Saluée au dernier festival d’Avignon et inspirée d’une histoire vraie située au sein d’une école, la pièce Sales Gosses interroge sur le rapport aux normes et à l’autorité. Sans caricature aucune.
C’est un spectacle à l’intensité subtile et sensible, créé en 2018 par le metteur en scène Fábio Godinho. Sa vision de la pièce écrite par Mihaela Michailov échappe aux chausses-trappes d’une simple critique du système scolaire et du conformisme de la société, avec sa dose de bien pensance.
Au départ un fait divers intervenu dans une école de la Roumanie post-Ceaucescu, où une une enseignante a ligoté dans sa salle de classe une petite fille un peu lunaire, en marge mais créative (elle fabrique des animaux à l’aide d’élastiques), et dont les camarades ont suivi l’exemple en la ligotant à leur tour.
Un monologue kaléidoscopique car servant plusieurs voix, porté depuis Avignon par la comédienne messine Claire Cahen. « Le texte m’a touché en plein cœur. Un monologue où l’on doit défendre plusieurs personnages, plusieurs points de vue et statuts. J’y interprète la victime, le tyran, le bourreau et les témoins. C’était fascinant de trouver pour chacun leurs failles, leurs buts. »

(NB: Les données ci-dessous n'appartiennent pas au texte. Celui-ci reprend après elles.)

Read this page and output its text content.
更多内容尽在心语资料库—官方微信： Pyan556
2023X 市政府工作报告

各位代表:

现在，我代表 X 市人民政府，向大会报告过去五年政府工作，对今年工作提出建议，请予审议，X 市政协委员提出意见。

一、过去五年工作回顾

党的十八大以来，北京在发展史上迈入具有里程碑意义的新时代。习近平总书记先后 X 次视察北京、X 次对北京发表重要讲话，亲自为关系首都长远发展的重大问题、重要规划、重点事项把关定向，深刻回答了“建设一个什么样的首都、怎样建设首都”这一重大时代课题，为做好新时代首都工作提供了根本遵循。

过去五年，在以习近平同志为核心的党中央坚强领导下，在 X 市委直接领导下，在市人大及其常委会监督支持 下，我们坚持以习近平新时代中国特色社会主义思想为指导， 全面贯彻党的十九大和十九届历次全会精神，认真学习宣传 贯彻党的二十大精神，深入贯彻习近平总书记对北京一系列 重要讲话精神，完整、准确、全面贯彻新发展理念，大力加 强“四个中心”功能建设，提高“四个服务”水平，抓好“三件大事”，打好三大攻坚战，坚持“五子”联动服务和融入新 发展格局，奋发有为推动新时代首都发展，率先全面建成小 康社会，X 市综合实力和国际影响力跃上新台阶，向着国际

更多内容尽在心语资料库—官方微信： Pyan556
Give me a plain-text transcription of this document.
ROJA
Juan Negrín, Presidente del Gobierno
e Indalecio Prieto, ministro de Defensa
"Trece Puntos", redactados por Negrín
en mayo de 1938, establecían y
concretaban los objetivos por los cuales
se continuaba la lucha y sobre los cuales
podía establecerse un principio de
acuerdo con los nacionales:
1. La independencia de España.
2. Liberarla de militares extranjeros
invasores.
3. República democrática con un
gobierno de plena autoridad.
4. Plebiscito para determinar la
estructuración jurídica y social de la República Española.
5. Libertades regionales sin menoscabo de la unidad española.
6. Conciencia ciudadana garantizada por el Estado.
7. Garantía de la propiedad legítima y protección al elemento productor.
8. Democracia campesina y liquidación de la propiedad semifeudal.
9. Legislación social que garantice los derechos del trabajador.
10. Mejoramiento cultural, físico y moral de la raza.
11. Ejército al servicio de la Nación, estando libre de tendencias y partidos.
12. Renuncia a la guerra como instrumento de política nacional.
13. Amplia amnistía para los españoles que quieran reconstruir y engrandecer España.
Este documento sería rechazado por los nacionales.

Une prouesse dans cette navigation entre les justifications de chacun, mais où aucun jugement de valeur n’est porté. « Avec Fabio on a travaillé sur la justesse, sur la mesure, l’équilibre entre les personnages. En les donnant à entendre en modifiant un peu mon corps ou ma voix, mais en restant dans la force affective du propos. Pour laisser percevoir les enjeux des scènes plus que pour faire exister des personnages en les caricaturant. »
Sur une scène parsemée d’élastiques tendus par des poids, dont les déplacements structurent les espaces comme le propos (les objets de jeu deviennent instruments de torture), la comédienne n’est pourtant pas seule. La présence du multi-instrumentiste virtuose Jorge de Moura n’est pas anodine. « Il y a un rapport très fort entre texte et la musique, pour mêler le sens et le son. Elle prolonge le discours plus qu’elle ne le soutient. Le chant porte une sorte de cri intérieur. La batterie et les cymbales symbolisent les coups. Le texte ne fait qu’en donner, coups de massue, coups de cœur… »
Une pièce qui questionne nos propres contradictions, celles de la démocratie et de ses origines y comprises. Et dépasse le contexte scolaire, même si le lieu de l’apprentissage est vu ici comme un théâtre de la violence où « cette phase de l’enfance implique une violence mimétique dans notre rapport à l’autorité, à l’injustice, à la dureté de la vie. » Cette petite fille ne rentre dans aucune case. Donc elle dérange.
On peut voir en Sales Gosses un encouragement à exister en s’affranchissant. Une autre forme d’émancipation.